Quindi è possibile consultare i dati catastali via internet, accedere ai servizi online?
“Certamente. Dal punto di vista informatico e telematico abbiamo una copertura a 360 gradi. Abbiamo introdotto la firma digitale, i tecnici possono trasmettere gli atti a livello telematico e noi fornire risposte nel giro di 24 ore. Sul sito internet dell’Agenzia esistono diverse tipologie di consultazione telematica per ottenere informazioni sugli immobili presenti nella banca dati catastale: si possono consultare le rendite sulla base degli identificativi del bene; si può effettuare una ricerca dei dati per codice fiscale o utilizzare Certitel, un servizio realizzato dall’Agenzia in collaborazione con Poste Italiane che permette di ricevere, a pagamento, i documenti catastali richiesti. E possibile, poi, prenotarsi online”.

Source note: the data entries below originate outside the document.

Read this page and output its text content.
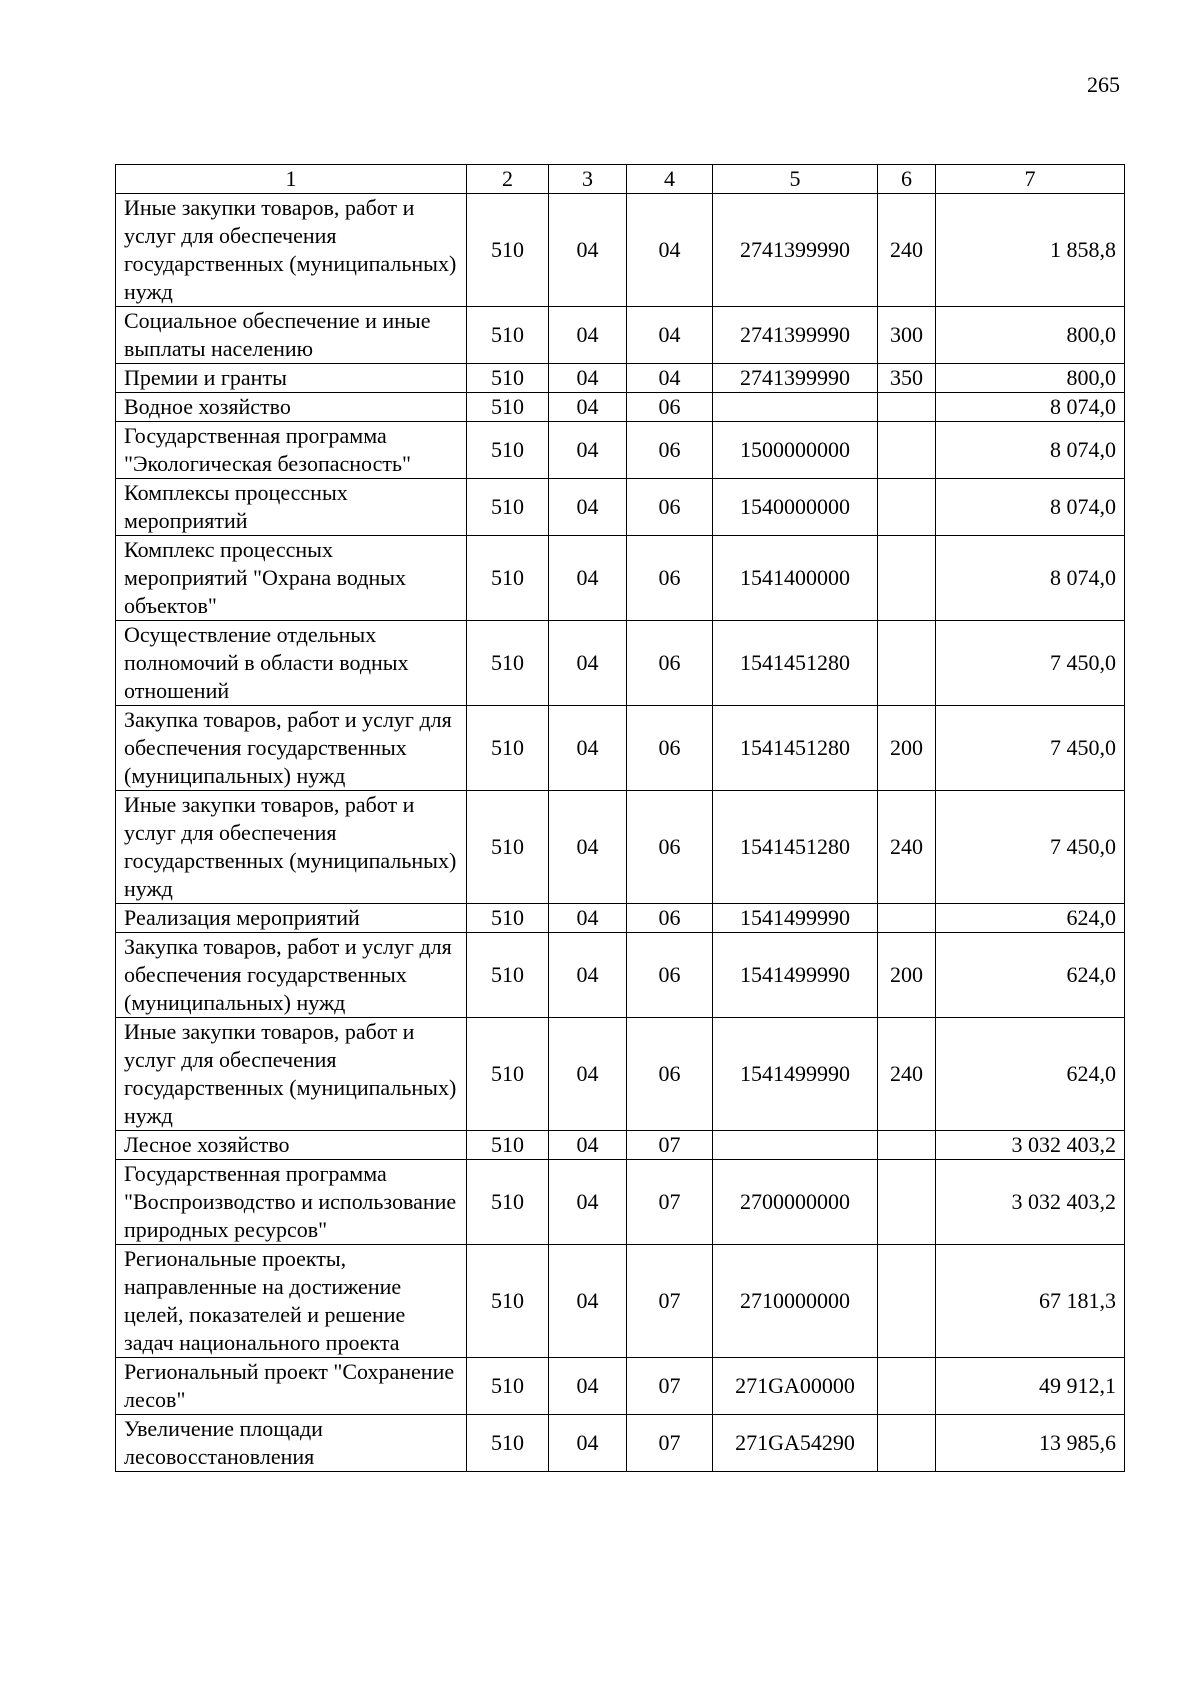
265
1	2	3	4	5	6	7
Иные закупки товаров, работ и услуг для обеспечения государственных (муниципальных) нужд	510	04	04	2741399990	240	1 858,8
Социальное обеспечение и иные выплаты населению	510	04	04	2741399990	300	800,0
Премии и гранты	510	04	04	2741399990	350	800,0
Водное хозяйство	510	04	06			8 074,0
Государственная программа "Экологическая безопасность"	510	04	06	1500000000		8 074,0
Комплексы процессных мероприятий	510	04	06	1540000000		8 074,0
Комплекс процессных мероприятий "Охрана водных объектов"	510	04	06	1541400000		8 074,0
Осуществление отдельных полномочий в области водных отношений	510	04	06	1541451280		7 450,0
Закупка товаров, работ и услуг для обеспечения государственных (муниципальных) нужд	510	04	06	1541451280	200	7 450,0
Иные закупки товаров, работ и услуг для обеспечения государственных (муниципальных) нужд	510	04	06	1541451280	240	7 450,0
Реализация мероприятий	510	04	06	1541499990		624,0
Закупка товаров, работ и услуг для обеспечения государственных (муниципальных) нужд	510	04	06	1541499990	200	624,0
Иные закупки товаров, работ и услуг для обеспечения государственных (муниципальных) нужд	510	04	06	1541499990	240	624,0
Лесное хозяйство	510	04	07			3 032 403,2
Государственная программа "Воспроизводство и использование природных ресурсов"	510	04	07	2700000000		3 032 403,2
Региональные проекты, направленные на достижение целей, показателей и решение задач национального проекта	510	04	07	2710000000		67 181,3
Региональный проект "Сохранение лесов"	510	04	07	271GA00000		49 912,1
Увеличение площади лесовосстановления	510	04	07	271GA54290		13 985,6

E l’informatizzazione non aiuta a smaltire le lunghe file?
“Innanzitutto, l’ufficio è aperto dalle 8,00 alle 13,30, ininterrottamente. L’informatizzazione ha senz’altro snellito le lunghe file, ma purtroppo ancora i professionisti che si rivolgono al nostro ufficio non hanno ancora ben chiaro che devono discutere tutte le pratiche prima che queste vengano presentate e non all’atto della presentazione. In questo modo si allungano i tempi e, soprattutto, molte delle pratiche vengono sospese. Attualmente, infatti, abbiamo un tasso di sospensione del 50 per cento. Il tutto, inoltre, si traduce in perdita di tempo per noi e il mancato raggiungimento degli obiettivi, dal momento che le pratiche sospese non vengono riconosciute come tempo lavorato”.